How evaluation drove iteration
None of this started at GPT-4. The decision-tree prompt Part 1 describes is the output of an earlier loop, and that loop is the actual mechanism by which evaluation made the model better. In the GPT-3.5 era the losses clustered into two failure modes. The first was failing to escalate, the dangerous direction: the model read transposed names as different people ("Jon Doe" against "Doe Jon"), treated a missing date of birth as a reason to clear, and read a missing middle name ("John F Kennedy" against "John Kennedy") as a mismatch. The second was being too fast to escalate, escalating on flimsy grounds; in our notes the model was "too clever sometimes," inventing a data-entry error to explain away a gender mismatch instead of treating it as a real signal. That pass also surfaced wrong labels in the golden dataset itself, which sent us back to relabel: the benchmark improves in the same loop the model does.
Those patterns became prompt rules. Transposed-name handling was made explicit with worked examples: "Jon Doe" and "Doe Jon" are the same name, treat it as a match. Middle names became low priority, with one exception, that conflicting middle names on both records are a mismatch. And the whole thing was structured into the ordered decision tree GPT-4 now runs: names, then date of birth, then gender, then nationality, clearing on a hard mismatch at any step and escalating by default when a field like nationality is simply absent.
That loop is the most important idea in this piece:
Figure 3: Evaluation as a loop, not a gate. The golden dataset drives scoring; win/loss analysis turns disagreements into prompt fixes; the iterated prompt is re-scored against the same held-out set. The quantitative gate is what eventually lets the model ship.

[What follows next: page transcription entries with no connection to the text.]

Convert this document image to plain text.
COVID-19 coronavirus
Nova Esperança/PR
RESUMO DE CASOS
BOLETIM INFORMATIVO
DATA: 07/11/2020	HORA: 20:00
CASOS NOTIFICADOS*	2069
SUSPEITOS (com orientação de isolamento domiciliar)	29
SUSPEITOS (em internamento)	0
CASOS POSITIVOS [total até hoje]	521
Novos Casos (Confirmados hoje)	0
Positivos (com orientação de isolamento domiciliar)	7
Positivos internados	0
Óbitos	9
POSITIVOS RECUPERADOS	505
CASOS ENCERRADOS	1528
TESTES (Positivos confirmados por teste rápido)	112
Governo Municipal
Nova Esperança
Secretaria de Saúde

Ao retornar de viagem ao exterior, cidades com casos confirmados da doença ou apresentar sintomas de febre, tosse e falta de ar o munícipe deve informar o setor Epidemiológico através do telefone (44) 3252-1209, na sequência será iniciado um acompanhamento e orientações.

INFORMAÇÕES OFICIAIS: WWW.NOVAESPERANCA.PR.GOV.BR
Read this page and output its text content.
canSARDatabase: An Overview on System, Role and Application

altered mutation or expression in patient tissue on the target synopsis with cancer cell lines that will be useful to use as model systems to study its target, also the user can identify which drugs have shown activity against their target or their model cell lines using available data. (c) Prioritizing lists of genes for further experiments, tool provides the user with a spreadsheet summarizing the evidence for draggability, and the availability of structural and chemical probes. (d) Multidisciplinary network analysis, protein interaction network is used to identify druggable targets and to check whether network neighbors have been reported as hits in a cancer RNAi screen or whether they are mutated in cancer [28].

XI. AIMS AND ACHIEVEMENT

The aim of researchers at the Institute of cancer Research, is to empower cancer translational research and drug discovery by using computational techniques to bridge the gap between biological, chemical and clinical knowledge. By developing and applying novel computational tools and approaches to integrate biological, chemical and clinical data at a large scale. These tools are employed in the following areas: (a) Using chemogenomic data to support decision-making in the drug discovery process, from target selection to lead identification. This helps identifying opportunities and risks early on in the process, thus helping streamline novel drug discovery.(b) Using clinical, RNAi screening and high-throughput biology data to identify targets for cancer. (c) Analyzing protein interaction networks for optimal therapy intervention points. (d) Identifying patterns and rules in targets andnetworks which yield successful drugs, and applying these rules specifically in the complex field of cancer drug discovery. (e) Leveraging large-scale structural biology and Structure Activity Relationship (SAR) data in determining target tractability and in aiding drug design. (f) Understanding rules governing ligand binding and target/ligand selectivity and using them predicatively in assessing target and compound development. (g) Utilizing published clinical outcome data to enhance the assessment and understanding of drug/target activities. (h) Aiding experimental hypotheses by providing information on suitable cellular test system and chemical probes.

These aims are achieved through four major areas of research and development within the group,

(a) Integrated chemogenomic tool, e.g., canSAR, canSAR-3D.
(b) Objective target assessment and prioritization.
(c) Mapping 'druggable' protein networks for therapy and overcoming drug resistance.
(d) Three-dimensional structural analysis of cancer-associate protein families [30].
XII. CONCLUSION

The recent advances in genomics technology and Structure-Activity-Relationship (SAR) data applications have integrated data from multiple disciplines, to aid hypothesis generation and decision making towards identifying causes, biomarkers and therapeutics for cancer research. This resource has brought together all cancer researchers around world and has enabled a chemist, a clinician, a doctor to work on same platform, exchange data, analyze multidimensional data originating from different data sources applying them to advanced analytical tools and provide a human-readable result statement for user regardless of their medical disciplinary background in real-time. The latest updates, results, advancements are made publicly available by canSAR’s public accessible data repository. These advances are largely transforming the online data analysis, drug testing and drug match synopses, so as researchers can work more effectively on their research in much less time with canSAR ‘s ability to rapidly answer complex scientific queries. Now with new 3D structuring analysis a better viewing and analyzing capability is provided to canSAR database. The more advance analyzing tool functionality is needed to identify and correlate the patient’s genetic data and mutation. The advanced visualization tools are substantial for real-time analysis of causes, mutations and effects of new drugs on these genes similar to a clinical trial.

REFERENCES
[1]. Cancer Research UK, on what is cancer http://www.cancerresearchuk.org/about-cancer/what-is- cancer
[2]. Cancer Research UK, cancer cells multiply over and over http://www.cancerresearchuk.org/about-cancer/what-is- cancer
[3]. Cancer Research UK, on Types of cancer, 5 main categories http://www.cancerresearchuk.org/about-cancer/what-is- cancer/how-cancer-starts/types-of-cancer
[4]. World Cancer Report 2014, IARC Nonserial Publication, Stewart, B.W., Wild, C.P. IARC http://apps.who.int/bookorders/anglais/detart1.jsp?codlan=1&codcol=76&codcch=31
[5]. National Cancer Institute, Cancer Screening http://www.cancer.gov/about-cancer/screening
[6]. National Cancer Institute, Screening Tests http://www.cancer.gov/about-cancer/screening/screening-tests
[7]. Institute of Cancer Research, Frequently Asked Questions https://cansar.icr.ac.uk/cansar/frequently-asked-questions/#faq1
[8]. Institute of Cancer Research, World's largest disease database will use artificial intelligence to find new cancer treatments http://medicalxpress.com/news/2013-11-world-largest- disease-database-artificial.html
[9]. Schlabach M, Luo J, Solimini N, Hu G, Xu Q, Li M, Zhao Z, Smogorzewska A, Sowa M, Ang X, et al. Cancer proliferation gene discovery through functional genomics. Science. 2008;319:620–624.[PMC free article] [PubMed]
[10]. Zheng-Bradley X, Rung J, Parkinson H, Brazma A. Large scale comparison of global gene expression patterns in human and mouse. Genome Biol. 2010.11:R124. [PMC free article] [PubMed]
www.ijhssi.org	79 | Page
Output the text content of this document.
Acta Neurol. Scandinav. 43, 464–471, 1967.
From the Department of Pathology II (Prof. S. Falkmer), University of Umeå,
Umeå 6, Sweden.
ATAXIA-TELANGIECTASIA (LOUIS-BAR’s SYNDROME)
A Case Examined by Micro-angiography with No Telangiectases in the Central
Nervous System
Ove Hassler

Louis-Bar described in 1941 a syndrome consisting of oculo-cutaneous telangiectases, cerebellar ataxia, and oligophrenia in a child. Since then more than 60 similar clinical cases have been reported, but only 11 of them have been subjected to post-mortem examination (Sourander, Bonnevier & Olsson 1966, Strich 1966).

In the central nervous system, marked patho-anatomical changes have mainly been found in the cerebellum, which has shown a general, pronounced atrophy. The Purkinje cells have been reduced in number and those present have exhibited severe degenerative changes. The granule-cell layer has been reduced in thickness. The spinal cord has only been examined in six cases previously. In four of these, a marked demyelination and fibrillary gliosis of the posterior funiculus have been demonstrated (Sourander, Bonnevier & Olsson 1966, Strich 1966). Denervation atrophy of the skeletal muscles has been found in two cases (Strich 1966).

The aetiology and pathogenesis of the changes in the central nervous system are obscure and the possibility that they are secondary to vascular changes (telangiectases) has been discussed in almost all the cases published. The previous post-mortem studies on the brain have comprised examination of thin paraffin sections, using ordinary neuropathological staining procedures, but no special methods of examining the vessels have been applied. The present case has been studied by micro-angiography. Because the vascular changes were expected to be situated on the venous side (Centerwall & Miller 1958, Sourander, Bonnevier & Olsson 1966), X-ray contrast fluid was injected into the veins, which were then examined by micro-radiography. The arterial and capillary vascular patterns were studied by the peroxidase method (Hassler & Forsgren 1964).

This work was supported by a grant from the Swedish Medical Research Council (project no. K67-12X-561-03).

GPT-4 does the decision step because the 3.5 win/loss showed the failures were reasoning failures, the kind a stronger model handles better, sitting on top of a policy GPT-3.5 had helped us write down precisely. We kept GPT-3.5 for the cheap, mechanical field extraction and moved the judgment to GPT-4. That split came out of the evaluation, not a preference for the bigger model.
Earning the right to ship
The 269-case set was held out, deliberately unbalanced toward the hard cases, and curated to expected outcomes rather than analyst clicks. ScreenGPT met both pre-set benchmarks: roughly 80 percent accuracy, nearer 85 once mis-clicks and technically-correct escalations are accounted for, and 90 percent recall on POTENTIAL_MATCH, landing at 93.55 percent. Clearing a held-out, adversarially-sampled set is the evidence that the model generalized rather than memorized the cases we first showed it. That is what bought the right to ship ScreenGPT into the offline backlog pipeline, where it runs unattended at volume. The pipeline economics, throughput and latency and cost, and the September 2024 regression that this same evaluation discipline eventually caught, are the subject of Part 3.
The line that survived the whole evaluation is this: when the cost of errors is asymmetric, you do not optimize accuracy. You pick the error you can afford and protect the metric that prevents the one you cannot. For us that metric was POTENTIAL_MATCH recall, and 93.55 percent was the number we refused to trade.